Three things you need to know in the financial markets this morning from investment writer, Tony Cross.
Bellway
Homebuilder Bellway LON:BWY has published a trading update, highlighting that all 230 of its sites are now back online, although the pace of work appears to have slowed given the focus on completing those properties which are in the latter stages of production. The company notes that work rates are expected to increase in the coming weeks. Interestingly – and with what seems set to be an ever more popular theme in company reports, Bellway adds that despite being eligible for the government job retention scheme, it has paid all furloughed staff itself and whilst qualified for the Bank of England’s CCFF, it hasn’t yet drawn down on the facility. Making those moral calls to refuse taxpayer-funded handouts is probably worth shining a spotlight on. Government support for the house building sector over the last decade has appeared incredibly generous. This calculated decision is worth applauding.
Big Yellow
Full year numbers from Big Yellow LON:BYG storage are out today, covering the period to March 31st. Revenues are up for the year around 3% with investors set to be rewarded with a modest 1.8% uptick in dividends. Obviously attention is more focused on how businesses are performing post-lockdown so the line that 96.7% of April and May revenues have been collected, compared to 97.3% at the same time a year ago is helpful and may well be sufficient to provide some reassurance.
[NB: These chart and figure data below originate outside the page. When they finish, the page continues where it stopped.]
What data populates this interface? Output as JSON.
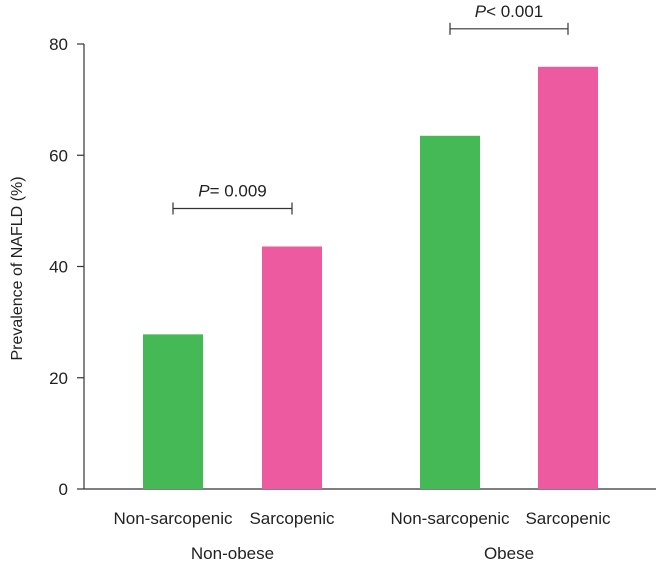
{
  "chart_data": {
    "type": "bar",
    "title": "",
    "ylabel": "Prevalence of NAFLD (%)",
    "xlabel": "",
    "ylim": [
      0,
      80
    ],
    "yticks": [
      0,
      20,
      40,
      60,
      80
    ],
    "grid": false,
    "legend": "none",
    "groups": [
      {
        "name": "Non-obese",
        "categories": [
          "Non-sarcopenic",
          "Sarcopenic"
        ],
        "values": [
          27.8,
          43.6
        ],
        "comparison": {
          "label_italic": "P",
          "label_rest": "= 0.009"
        }
      },
      {
        "name": "Obese",
        "categories": [
          "Non-sarcopenic",
          "Sarcopenic"
        ],
        "values": [
          63.5,
          75.9
        ],
        "comparison": {
          "label_italic": "P",
          "label_rest": "< 0.001"
        }
      }
    ],
    "colors": {
      "Non-sarcopenic": "#45b956",
      "Sarcopenic": "#ee5a9f",
      "axis": "#333333"
    }
  }
}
The company notes that it hasn’t had to furlough any employees or make use of the government loan schemes.
British American Tobacco
Half year numbers from British American Tobacco LON:BATS are out this morning, with the company noting that although COVID-19 lockdowns have had something of an impact on sales, headwinds here are only expected to account for a drop of sales worth somewhere in the region of 3%, thereby leaving the company on target to still deliver net sales growth on a constant currency basis for the full year. The numbers are such that the company can continue with its stated policy of returning 65% of adjusted diluted EPS to shareholders without any risk of impacting its liquidity position.